The recipient is honored at the TAMEST Annual Conference, where they will present their research to attendees and also receive a $5,000 honorarium and award.

In addition to being honored at the TAMEST Annual Conference, the recipient will promote their work and discoveries across the state at established lecture and seminar series at TAMEST member institutions with NIH National Cancer Institute Designated Cancer Centers:

- Dan L Duncan Comprehensive Cancer Center, Baylor College of Medicine
- John H. Blaffer Lecture Series, MD Anderson Cancer Center
- Mays Cancer Center, UT Health San Antonio
- Excellence in Immunology Seminar Series, UT Southwestern Medical Center (in partnership with Simmons Cancer Center)

The award covers the recipient’s travel and lodging for the lectures and includes organized visits and networking at the NCI Cancer Centers. A $1,000 stipend is available to the recipient to provide childcare while traveling for the lecture series.

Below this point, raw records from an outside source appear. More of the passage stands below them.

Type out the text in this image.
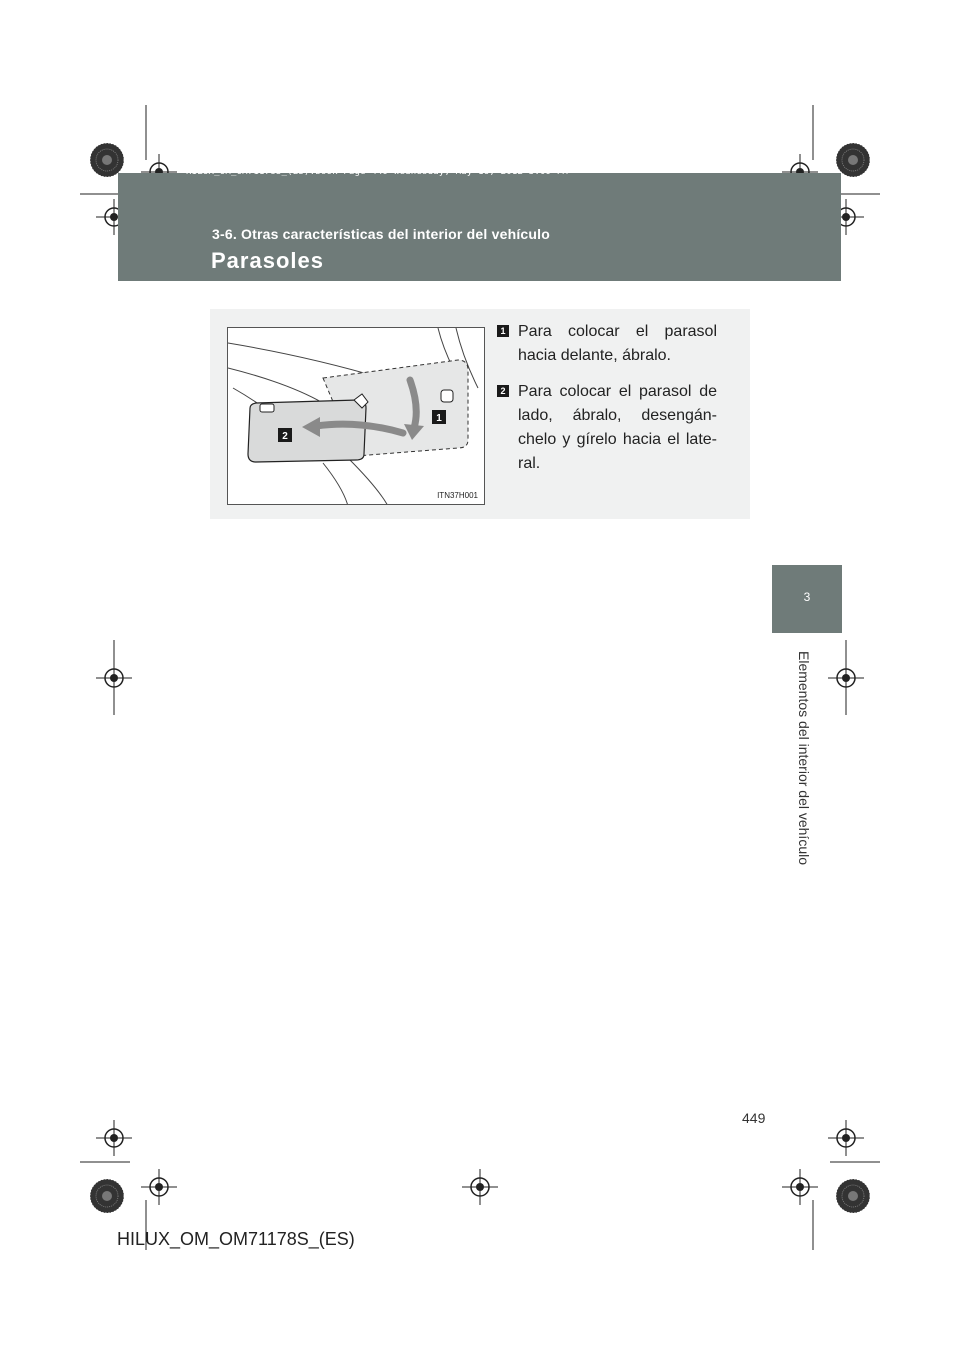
HILUX_OM_OM71178S_(ES).book Page 449 Wednesday, May 16, 2012 3:09 PM
3-6. Otras características del interior del vehículo
Parasoles
3
Elementos del interior del vehículo
1
2
ITN37H001
1 Para colocar el parasol hacia delante, ábralo.
2 Para colocar el parasol de lado, ábralo, desengán-chelo y gírelo hacia el late-ral.
449
HILUX_OM_OM71178S_(ES)
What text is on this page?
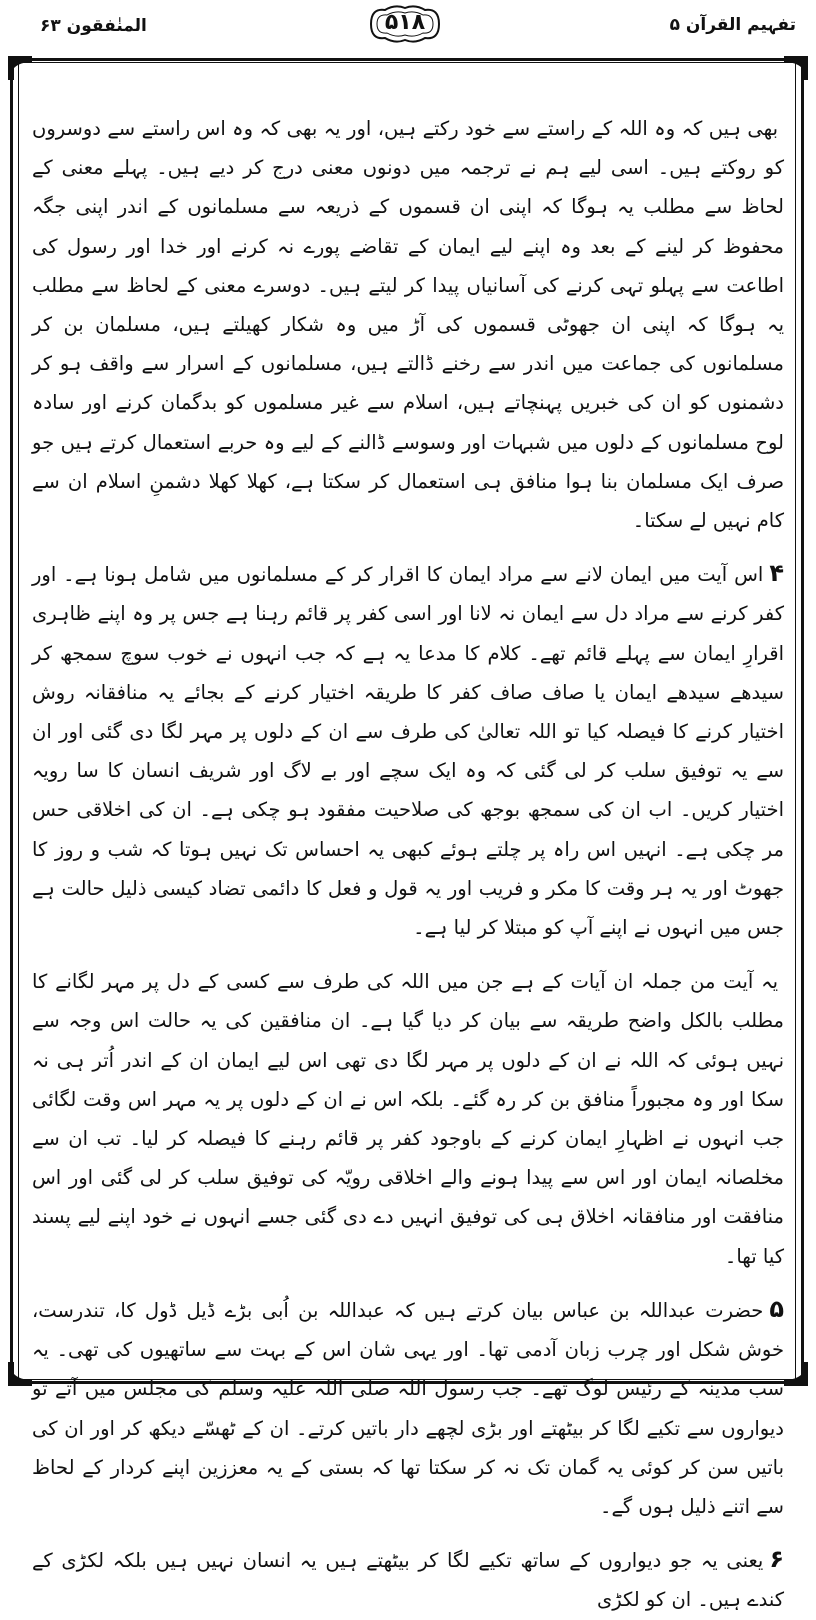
تفہیم القرآن ۵
۵۱۸
المنٰفقون ۶۳

بھی ہیں کہ وہ اللہ کے راستے سے خود رکتے ہیں، اور یہ بھی کہ وہ اس راستے سے دوسروں کو روکتے ہیں۔ اسی لیے ہم نے ترجمہ میں دونوں معنی درج کر دیے ہیں۔ پہلے معنی کے لحاظ سے مطلب یہ ہوگا کہ اپنی ان قسموں کے ذریعہ سے مسلمانوں کے اندر اپنی جگہ محفوظ کر لینے کے بعد وہ اپنے لیے ایمان کے تقاضے پورے نہ کرنے اور خدا اور رسول کی اطاعت سے پہلو تہی کرنے کی آسانیاں پیدا کر لیتے ہیں۔ دوسرے معنی کے لحاظ سے مطلب یہ ہوگا کہ اپنی ان جھوٹی قسموں کی آڑ میں وہ شکار کھیلتے ہیں، مسلمان بن کر مسلمانوں کی جماعت میں اندر سے رخنے ڈالتے ہیں، مسلمانوں کے اسرار سے واقف ہو کر دشمنوں کو ان کی خبریں پہنچاتے ہیں، اسلام سے غیر مسلموں کو بدگمان کرنے اور سادہ لوح مسلمانوں کے دلوں میں شبہات اور وسوسے ڈالنے کے لیے وہ حربے استعمال کرتے ہیں جو صرف ایک مسلمان بنا ہوا منافق ہی استعمال کر سکتا ہے، کھلا کھلا دشمنِ اسلام ان سے کام نہیں لے سکتا۔

۴اس آیت میں ایمان لانے سے مراد ایمان کا اقرار کر کے مسلمانوں میں شامل ہونا ہے۔ اور کفر کرنے سے مراد دل سے ایمان نہ لانا اور اسی کفر پر قائم رہنا ہے جس پر وہ اپنے ظاہری اقرارِ ایمان سے پہلے قائم تھے۔ کلام کا مدعا یہ ہے کہ جب انہوں نے خوب سوچ سمجھ کر سیدھے سیدھے ایمان یا صاف صاف کفر کا طریقہ اختیار کرنے کے بجائے یہ منافقانہ روش اختیار کرنے کا فیصلہ کیا تو اللہ تعالیٰ کی طرف سے ان کے دلوں پر مہر لگا دی گئی اور ان سے یہ توفیق سلب کر لی گئی کہ وہ ایک سچے اور بے لاگ اور شریف انسان کا سا رویہ اختیار کریں۔ اب ان کی سمجھ بوجھ کی صلاحیت مفقود ہو چکی ہے۔ ان کی اخلاقی حس مر چکی ہے۔ انہیں اس راہ پر چلتے ہوئے کبھی یہ احساس تک نہیں ہوتا کہ شب و روز کا جھوٹ اور یہ ہر وقت کا مکر و فریب اور یہ قول و فعل کا دائمی تضاد کیسی ذلیل حالت ہے جس میں انہوں نے اپنے آپ کو مبتلا کر لیا ہے۔

یہ آیت من جملہ ان آیات کے ہے جن میں اللہ کی طرف سے کسی کے دل پر مہر لگانے کا مطلب بالکل واضح طریقہ سے بیان کر دیا گیا ہے۔ ان منافقین کی یہ حالت اس وجہ سے نہیں ہوئی کہ اللہ نے ان کے دلوں پر مہر لگا دی تھی اس لیے ایمان ان کے اندر اُتر ہی نہ سکا اور وہ مجبوراً منافق بن کر رہ گئے۔ بلکہ اس نے ان کے دلوں پر یہ مہر اس وقت لگائی جب انہوں نے اظہارِ ایمان کرنے کے باوجود کفر پر قائم رہنے کا فیصلہ کر لیا۔ تب ان سے مخلصانہ ایمان اور اس سے پیدا ہونے والے اخلاقی رویّہ کی توفیق سلب کر لی گئی اور اس منافقت اور منافقانہ اخلاق ہی کی توفیق انہیں دے دی گئی جسے انہوں نے خود اپنے لیے پسند کیا تھا۔

۵حضرت عبداللہ بن عباس بیان کرتے ہیں کہ عبداللہ بن اُبی بڑے ڈیل ڈول کا، تندرست، خوش شکل اور چرب زبان آدمی تھا۔ اور یہی شان اس کے بہت سے ساتھیوں کی تھی۔ یہ سب مدینہ کے رئیس لوگ تھے۔ جب رسول اللہ صلی اللہ علیہ وسلم کی مجلس میں آتے تو دیواروں سے تکیے لگا کر بیٹھتے اور بڑی لچھے دار باتیں کرتے۔ ان کے ٹھسّے دیکھ کر اور ان کی باتیں سن کر کوئی یہ گمان تک نہ کر سکتا تھا کہ بستی کے یہ معززین اپنے کردار کے لحاظ سے اتنے ذلیل ہوں گے۔

۶یعنی یہ جو دیواروں کے ساتھ تکیے لگا کر بیٹھتے ہیں یہ انسان نہیں ہیں بلکہ لکڑی کے کندے ہیں۔ ان کو لکڑی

== TAMEST Protégé Program ==
Each year, TAMEST members have an opportunity to help nurture the next generation of researchers in Texas. Through the TAMEST Protégé Program, early-career researchers are selected by TAMEST members to attend the TAMEST annual conference. Each year, 40-50 Protégés attend a gathering of the Texas scientific community, learning about research taking place in Texas.

The program is designed as a mentorship tool for early-career researchers (ideally within 15 years of their first academic appointment or are early-career industry professionals). Protégés benefit from the mentorship of TAMEST members and get to network with top researchers in the state at the conference.

Benefits include:

Exclusive Networking Reception for Protégés

TAMEST hosts an exclusive networking reception for all current protégés. This event provides a platform for early-career researchers to connect, share their research and build relationships with their peers. By fostering a community among protégés, the reception aimed to create a supportive environment for professional growth and collaboration.

Breakfast Meeting with National Academy Members

A special breakfast meeting for protégés and National Academy members takes place at each conference, providing protégés an opportunity to network and learn more about the National Academies from elected members. Past breakfast meetings have also featured conversations with presidents of the National Academies.

Protégé Poster Challenge

The TAMEST Protégé Poster Challenge recognizes research and technology that could have significant impact on scientific understanding and society. This opportunity provides protégés a chance to showcase their research and innovation to research and industry leaders. Attendees include National Academy members, CEOs and business leaders, federal agency leaders and the greater scientific research community in Texas.

A maximum of fifty posters are invited to participate in the poster session on a first-come, first-served basis. Posters are self-organized into one of four categories: Medicine, Engineering, Science and Technology. The posters does not need to connect with the overall theme of the meeting.